Champ that sounds possible.... but rarely true except on earrings. To know that means they were big enough to find. Kind of a needle in a haystack. ... so the time spent may not be worth the dream. The ole saying you dont know what you missed if you never found it.

Dew
 
Yeah; tiny earrings with fat rubies/diamonds/<insert any expensive stone here> are my white whale. But I will get one some day.
 
Here's one that might beat all of the above at the beach. The bad news is it's not a production machine – it's not for sale. The good news is Fisher hired the developer and acquired the technology and we hopefully can look forward to new developments from First Texas products based on it

Here's a video showing one of the prototypes on a beach with a fair amount of mineralization. The detector is a pulse induction detector but unlike most PI detectors seems to have a usable iron discriminate function.

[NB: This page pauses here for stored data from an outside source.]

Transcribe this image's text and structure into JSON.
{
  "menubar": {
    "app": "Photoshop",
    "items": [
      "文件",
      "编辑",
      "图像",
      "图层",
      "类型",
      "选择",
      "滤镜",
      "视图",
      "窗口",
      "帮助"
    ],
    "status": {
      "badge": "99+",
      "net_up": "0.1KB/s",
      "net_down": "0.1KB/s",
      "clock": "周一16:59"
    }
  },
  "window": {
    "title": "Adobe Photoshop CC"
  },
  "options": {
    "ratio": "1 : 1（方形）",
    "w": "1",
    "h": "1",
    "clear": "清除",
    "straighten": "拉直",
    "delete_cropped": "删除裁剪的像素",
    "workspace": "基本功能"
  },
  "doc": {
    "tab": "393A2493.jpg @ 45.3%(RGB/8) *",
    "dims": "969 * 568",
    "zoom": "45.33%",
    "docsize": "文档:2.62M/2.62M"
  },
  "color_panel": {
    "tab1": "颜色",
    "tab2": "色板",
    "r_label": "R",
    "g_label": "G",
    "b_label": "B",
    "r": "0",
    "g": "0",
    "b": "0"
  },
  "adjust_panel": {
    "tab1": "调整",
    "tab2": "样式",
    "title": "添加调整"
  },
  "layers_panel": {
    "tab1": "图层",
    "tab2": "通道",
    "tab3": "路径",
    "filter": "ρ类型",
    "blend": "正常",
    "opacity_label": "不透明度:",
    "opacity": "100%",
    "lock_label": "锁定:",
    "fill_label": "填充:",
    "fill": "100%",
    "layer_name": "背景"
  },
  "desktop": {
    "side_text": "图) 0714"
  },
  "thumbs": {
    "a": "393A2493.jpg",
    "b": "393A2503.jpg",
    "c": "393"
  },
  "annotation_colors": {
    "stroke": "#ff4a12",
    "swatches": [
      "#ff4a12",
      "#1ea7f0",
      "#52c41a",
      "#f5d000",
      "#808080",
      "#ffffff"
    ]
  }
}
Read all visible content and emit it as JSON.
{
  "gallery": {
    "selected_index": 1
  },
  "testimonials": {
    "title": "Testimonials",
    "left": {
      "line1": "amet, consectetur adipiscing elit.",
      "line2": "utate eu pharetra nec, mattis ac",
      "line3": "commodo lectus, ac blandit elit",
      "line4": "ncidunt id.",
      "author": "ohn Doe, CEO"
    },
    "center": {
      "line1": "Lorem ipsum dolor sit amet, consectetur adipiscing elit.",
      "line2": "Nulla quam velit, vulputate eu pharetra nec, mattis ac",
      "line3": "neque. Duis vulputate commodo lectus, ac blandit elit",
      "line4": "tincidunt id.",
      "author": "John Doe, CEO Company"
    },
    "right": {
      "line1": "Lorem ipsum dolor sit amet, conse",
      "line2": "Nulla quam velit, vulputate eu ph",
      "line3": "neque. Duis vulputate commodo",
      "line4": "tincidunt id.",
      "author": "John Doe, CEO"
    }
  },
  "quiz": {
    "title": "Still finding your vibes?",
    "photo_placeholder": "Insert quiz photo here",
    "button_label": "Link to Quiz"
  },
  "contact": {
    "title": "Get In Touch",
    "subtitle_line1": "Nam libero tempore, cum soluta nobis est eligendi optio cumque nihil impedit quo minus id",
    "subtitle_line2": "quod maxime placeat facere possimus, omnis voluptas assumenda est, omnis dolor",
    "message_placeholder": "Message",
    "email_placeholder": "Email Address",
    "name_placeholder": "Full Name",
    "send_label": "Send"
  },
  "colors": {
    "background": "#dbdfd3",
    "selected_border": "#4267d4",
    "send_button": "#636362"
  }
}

It also seems to be able to detect nonferrous targets even when beneath iron.

The video is in French but I think it's pretty easy to follow what they're doing - all metal mode - two discriminate modes, multitone and iron reject with nails rejected - gold ring accepted in addition, they show ring detected beneath two nails - and very ferrous Blacksand eliminated in the discriminate mode while detecting the ring beneath.

https://m.youtube.com/watch?v=G8sdp4RG73g&feature=youtu.be
 
Champ...... the problem with finding one of those earrings, and i have a few, is you normally just find ONE.....ugh. Someone came up with a good solution. Make a necklace out of them.
 
Well, I gotta start with one that has a hi$ stone. Then after that milestone is reached, I can cry about not finding a pair :sadwalk:.